The Semi-Automatic Key, also known as the Bug Key (or simply Bug), was invented by Horace Martin in 1902 (The Vibroplex Company) in order to cure the problem of “Glass Arm” (known today as Carpal Tunnel Syndrome). Telegraph operators of the 19th Century would frequently suffer from paralysis due to the constant up & down motion of operating a telegraph key all day. With the Bug Key, the lever moves from side to side, producing dots in one direction and dashes in the other. The dash side operated much like a regular straight key turned on its side, but the dots were created by a vibrating pendulum which essentially allowed the operator to send a series of dots automatically without having to exercise multiple wrist motions, thus greatly reducing the problem of Glass Arm. The invention of the Bug Key revolutionized telegraphy, and many companies tried to copy Horace Martin’s design, resulting in numerous court battles. However, other companies did come up with all sorts of neat modifications and design changes to make their keys unique. Some of these "oddball" bugs are highly collectable.
A Pocket Set, or a Pocket Relay, is a small self-contained telegraph set consisting of a tiny key and relay in a case small enough to fit in an operator’s pocket. They were designed to be used by telegraph line workers who had to work out in the field to diagnose issues with the lines. The line worker would use the small instrument to tap into the line for troubleshooting. Many interesting varieties of these sets are known to exist. Some are actually too big to fit into a pocket but the operating principle is the same. (I refer to these as "small boxed sets" but include them in the same category as pocket sets).
KOB stands for “Key on Board”. It consists of a straight key and a sounder mounted on a single wooden or metal base. They could be used as a simple set for practicing Morse Code, or actually used in a telegraph office. During the Victorian Era, KOB sets were sometimes used in large homes in order to communicate between different rooms. These were referred to as Private Line Sets, which were analogous to an intercom system you might find in a modern home.

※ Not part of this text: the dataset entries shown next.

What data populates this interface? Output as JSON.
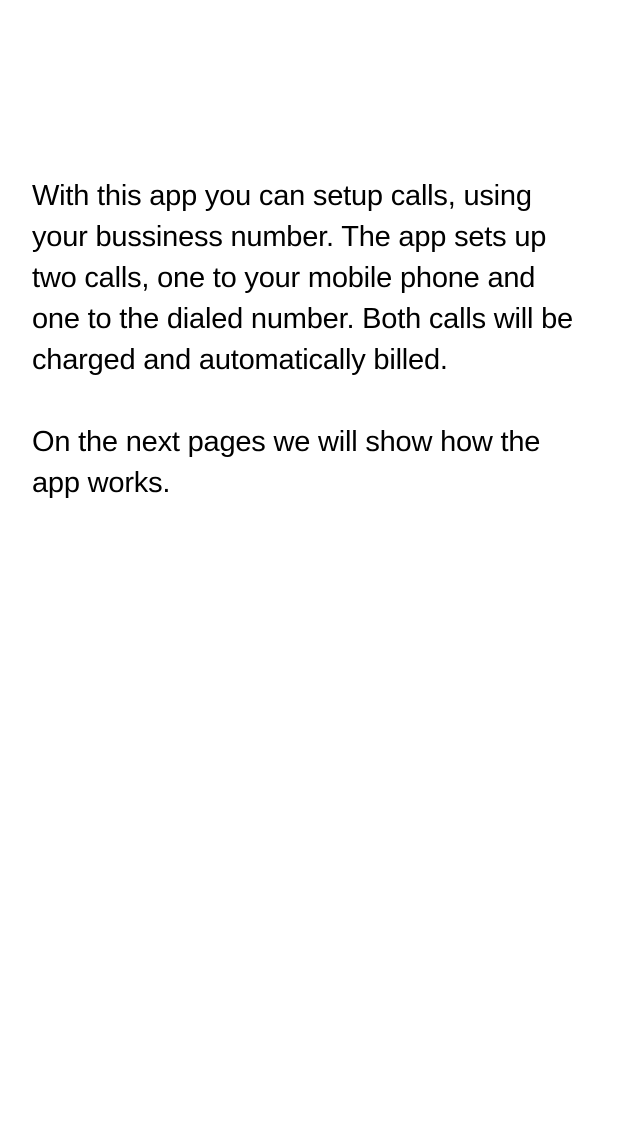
{
  "intro": {
    "paragraph1": [
      "With this app you can setup calls, using",
      "your bussiness number. The app sets up",
      "two calls, one to your mobile phone and",
      "one to the dialed number. Both calls will be",
      "charged and automatically billed."
    ],
    "paragraph2": [
      "On the next pages we will show how the",
      "app works."
    ]
  }
}
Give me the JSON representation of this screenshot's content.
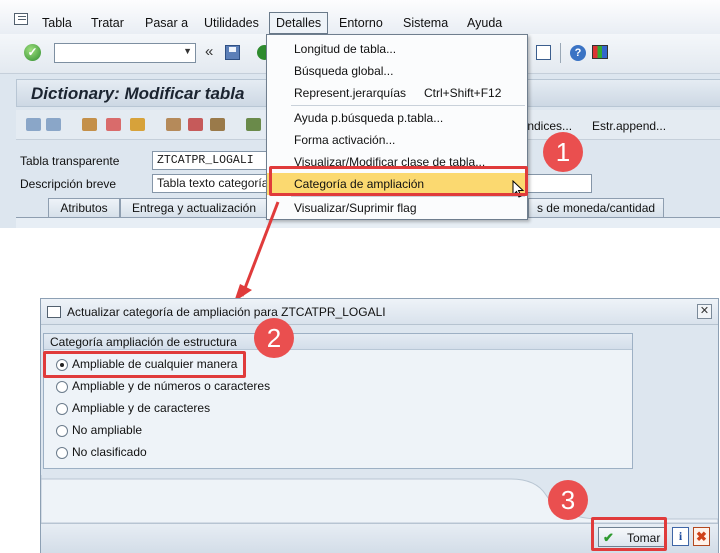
{
  "menubar": {
    "items": [
      "Tabla",
      "Tratar",
      "Pasar a",
      "Utilidades",
      "Detalles",
      "Entorno",
      "Sistema",
      "Ayuda"
    ],
    "active": "Detalles"
  },
  "toolbar": {
    "command_value": "",
    "nav_back_glyph": "«",
    "icons": [
      "ok-icon",
      "save-icon",
      "back-icon",
      "create-session-icon",
      "help-icon",
      "customize-layout-icon"
    ]
  },
  "header": {
    "title": "Dictionary: Modificar tabla"
  },
  "app_toolbar": {
    "indices_label": "Índices...",
    "estr_append_label": "Estr.append..."
  },
  "form": {
    "table_label": "Tabla transparente",
    "table_value": "ZTCATPR_LOGALI",
    "desc_label": "Descripción breve",
    "desc_value": "Tabla texto categoría"
  },
  "tabs": [
    "Atributos",
    "Entrega y actualización",
    "s de moneda/cantidad"
  ],
  "detalles_menu": {
    "items": [
      {
        "label": "Longitud de tabla..."
      },
      {
        "label": "Búsqueda global..."
      },
      {
        "label": "Represent.jerarquías",
        "shortcut": "Ctrl+Shift+F12"
      },
      {
        "label": "Ayuda p.búsqueda p.tabla..."
      },
      {
        "label": "Forma activación..."
      },
      {
        "label": "Visualizar/Modificar clase de tabla..."
      },
      {
        "label": "Categoría de ampliación",
        "highlighted": true
      },
      {
        "label": "Visualizar/Suprimir flag"
      }
    ]
  },
  "dialog": {
    "title": "Actualizar categoría de ampliación para ZTCATPR_LOGALI",
    "group_title": "Categoría ampliación de estructura",
    "options": [
      {
        "label": "Ampliable de cualquier manera",
        "checked": true
      },
      {
        "label": "Ampliable y de números o caracteres",
        "checked": false
      },
      {
        "label": "Ampliable y de caracteres",
        "checked": false
      },
      {
        "label": "No ampliable",
        "checked": false
      },
      {
        "label": "No clasificado",
        "checked": false
      }
    ],
    "buttons": {
      "ok_label": "Tomar",
      "info_glyph": "i",
      "cancel_glyph": "✖",
      "close_glyph": "✕"
    }
  },
  "annotations": {
    "badges": [
      "1",
      "2",
      "3"
    ],
    "color": "#e03b3b"
  },
  "colors": {
    "highlight": "#fbd970",
    "background": "#dde6ef"
  }
}
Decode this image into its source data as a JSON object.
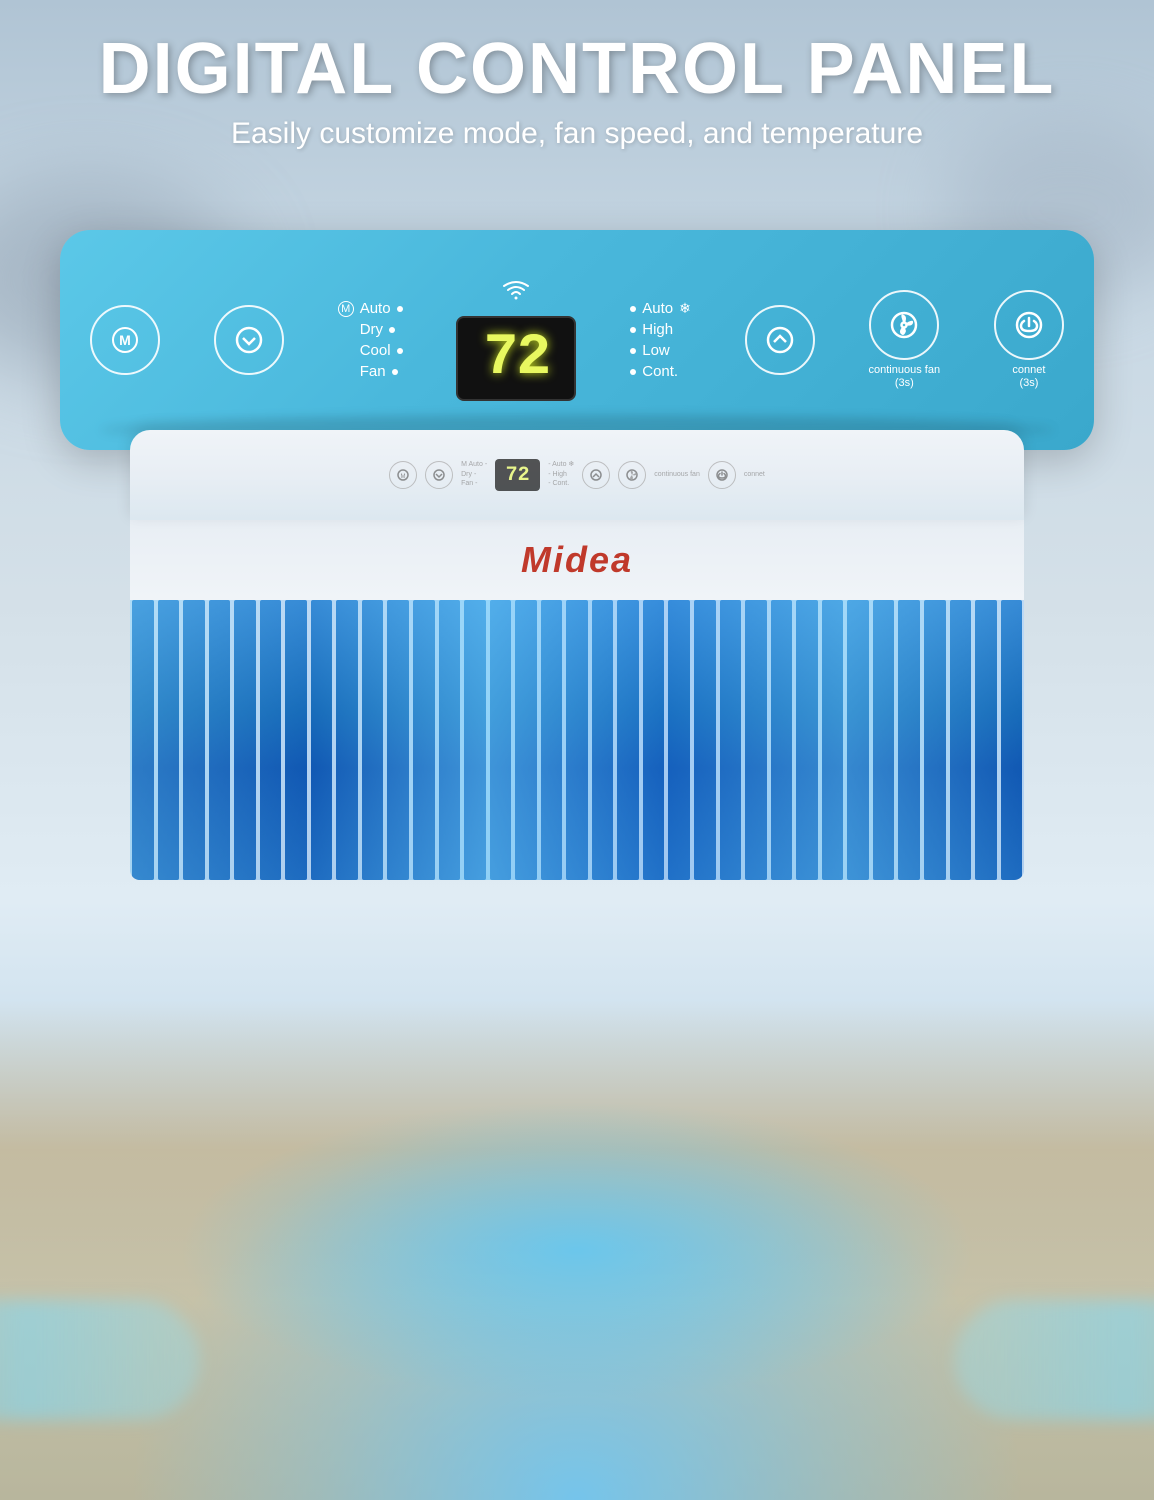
{
  "header": {
    "title": "DIGITAL CONTROL PANEL",
    "subtitle": "Easily customize mode, fan speed, and temperature"
  },
  "panel": {
    "wifi_icon": "📶",
    "temperature": "72",
    "mode_labels": [
      {
        "text": "Auto",
        "prefix": "M"
      },
      {
        "text": "Dry"
      },
      {
        "text": "Cool"
      },
      {
        "text": "Fan"
      }
    ],
    "speed_labels": [
      {
        "text": "Auto",
        "suffix": "❄"
      },
      {
        "text": "High"
      },
      {
        "text": "Low"
      },
      {
        "text": "Cont."
      }
    ],
    "buttons": [
      {
        "id": "mode",
        "label": "M",
        "icon": "mode"
      },
      {
        "id": "down",
        "label": "↓",
        "icon": "chevron-down"
      },
      {
        "id": "up",
        "label": "↑",
        "icon": "chevron-up"
      },
      {
        "id": "fan",
        "label": "fan",
        "icon": "fan"
      },
      {
        "id": "power",
        "label": "⏻",
        "icon": "power"
      }
    ],
    "continuous_fan_label": "continuous fan",
    "continuous_fan_sub": "(3s)",
    "connect_label": "connet",
    "connect_sub": "(3s)"
  },
  "product": {
    "brand": "Midea"
  },
  "colors": {
    "panel_bg": "#4bbcd8",
    "display_bg": "#111111",
    "display_text": "#e8f860",
    "grill_color": "#1860b0",
    "brand_color": "#cc2222"
  }
}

In England they often mounted a key, sounder and galvanometer on a single base. These were called Baseboard Sets. In continental Europe it was common to mount a key, register and sometimes a galvanometer together on a base. Some refer to this type of set as a KROB, or Key and Register On Board.
Around 1939, the first electronic keyer was invented. It used vacuum tube circuitry to create a switching mechanism that produced automatic dots and dashes. It also included an audio oscillator so that the operator could now hear the Morse Code he was sending as an audio tone.
The early electronic keyer designs were fairly large devices, and had the keyer paddle built into the unit. As keyers became more popular, many companies began making stand-alone paddles and keyers. Hence, people could now use a variety of paddles with their electronic keyer. Also, with the invention of the transistor which replaced vacuum tubes, electronic keyers now took up much less room on the operator's desk.